Вернувшись в замок, Валентина нашла на камине письмо от господина де Лансака. Следуя великосветскому обычаю, она с первого дня помолвки переписывалась с женихом. Письма, которые, казалось бы, должны помочь молодым людям сблизиться и лучше узнать друг друга, обычно бывают холодными и манерными. В них говорят о любви языком салонов, в них стараются блеснуть своим остроумием, продемонстрировать стиль и почерк, и ничего более.

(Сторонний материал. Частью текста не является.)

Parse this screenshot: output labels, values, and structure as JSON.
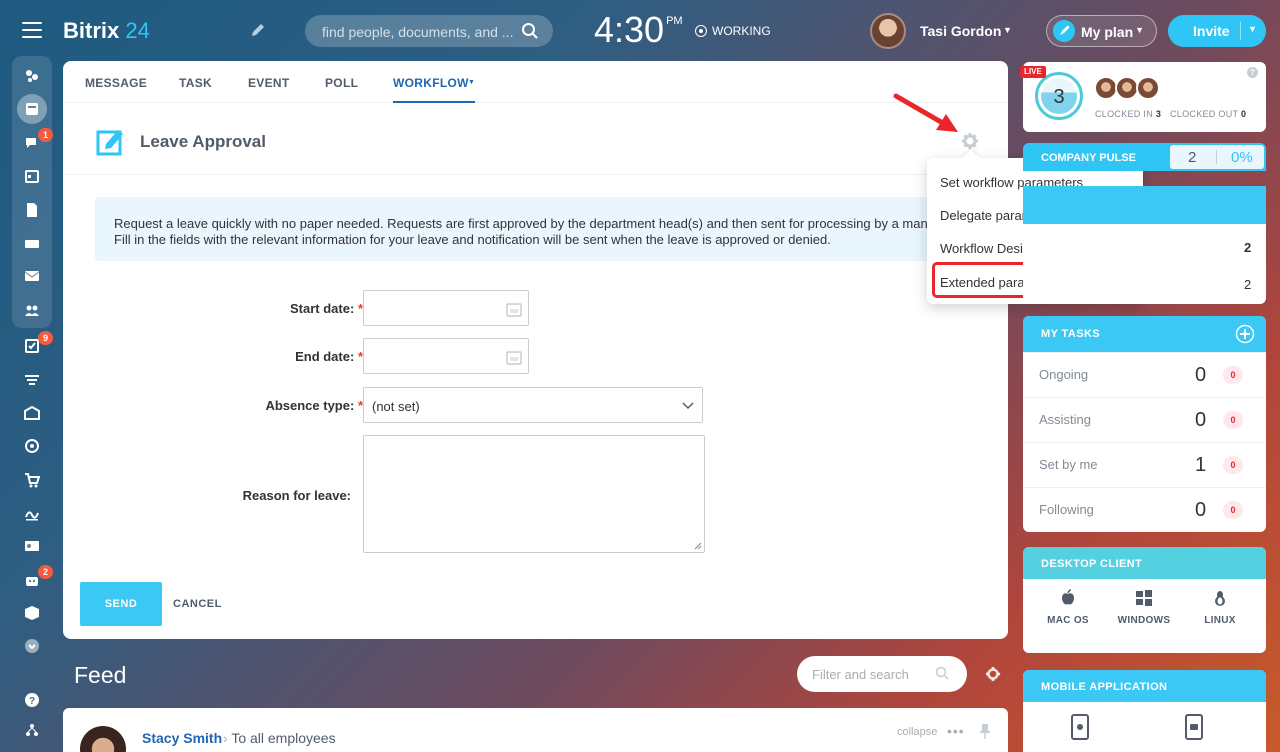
{
  "topbar": {
    "logo_main": "Bitrix",
    "logo_num": "24",
    "search_placeholder": "find people, documents, and ...",
    "time": "4:30",
    "ampm": "PM",
    "work_status": "WORKING",
    "user_name": "Tasi Gordon",
    "plan_label": "My plan",
    "invite_label": "Invite"
  },
  "sidebar": {
    "badges": {
      "chat": "1",
      "tasks": "9",
      "robots": "2"
    }
  },
  "composer": {
    "tabs": [
      {
        "label": "MESSAGE"
      },
      {
        "label": "TASK"
      },
      {
        "label": "EVENT"
      },
      {
        "label": "POLL"
      },
      {
        "label": "WORKFLOW"
      }
    ],
    "title": "Leave Approval",
    "info_text": "Request a leave quickly with no paper needed. Requests are first approved by the department head(s) and then sent for processing by a manager. Fill in the fields with the relevant information for your leave and notification will be sent when the leave is approved or denied.",
    "fields": {
      "start_label": "Start date:",
      "end_label": "End date:",
      "absence_label": "Absence type:",
      "absence_value": "(not set)",
      "reason_label": "Reason for leave:",
      "required_mark": "*"
    },
    "send_label": "SEND",
    "cancel_label": "CANCEL"
  },
  "settings_menu": {
    "items": [
      {
        "label": "Set workflow parameters"
      },
      {
        "label": "Delegate parameter configuration"
      },
      {
        "label": "Workflow Designer"
      },
      {
        "label": "Extended parameters"
      }
    ],
    "highlight_color": "#e8262b"
  },
  "timeman": {
    "live": "LIVE",
    "count": "3",
    "clocked_in_label": "CLOCKED IN",
    "clocked_in": "3",
    "clocked_out_label": "CLOCKED OUT",
    "clocked_out": "0",
    "help": "?"
  },
  "pulse": {
    "title": "COMPANY PULSE",
    "value": "2",
    "percent": "0%"
  },
  "partial_widget": {
    "row1_count": "2",
    "row2_count": "2"
  },
  "my_tasks": {
    "title": "MY TASKS",
    "rows": [
      {
        "label": "Ongoing",
        "count": "0",
        "badge": "0"
      },
      {
        "label": "Assisting",
        "count": "0",
        "badge": "0"
      },
      {
        "label": "Set by me",
        "count": "1",
        "badge": "0"
      },
      {
        "label": "Following",
        "count": "0",
        "badge": "0"
      }
    ]
  },
  "desktop_client": {
    "title": "DESKTOP CLIENT",
    "items": [
      {
        "label": "MAC OS"
      },
      {
        "label": "WINDOWS"
      },
      {
        "label": "LINUX"
      }
    ]
  },
  "mobile_app": {
    "title": "MOBILE APPLICATION"
  },
  "feed": {
    "title": "Feed",
    "filter_placeholder": "Filter and search",
    "post": {
      "author": "Stacy Smith",
      "recipients": "To all employees",
      "collapse": "collapse"
    }
  },
  "colors": {
    "accent": "#2fc6f6",
    "link": "#2067b0",
    "tasks_header": "#3bc8f5",
    "desktop_header": "#55d0e0"
  }
}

Валентина писала столь незамысловатые письма, что в глазах господина де Лансака и его семьи прослыла простушкой. Впрочем, де Лансак от души радовался этому обстоятельству. Зная, что в его руки попадет крупное состояние жены, он лелеял планы полностью подчинить ее себе. Таким образом, не будучи влюблен в Валентину, он старался слать ей письма, которые, согласно вкусу большого света, должны были являть собою маленькие шедевры эпистолярного искусства. Так, по его мнению, можно было лучше всего выразить самую живейшую привязанность, какой еще не познало сердце дипломата, и Валентина, по его расчетам, неизбежно должна была по достоинству оценить ум и душевные качества своего жениха. И в самом деле, до сегодняшнего дня эта юная особа, не понимавшая ничего ни в жизни, ни в страстях, искренне восхищалась чувствительностью господина де Лансака и, сравнивая свои послания с его излияниями, обвиняла себя в холодности, полагая, что недостойна такого человека.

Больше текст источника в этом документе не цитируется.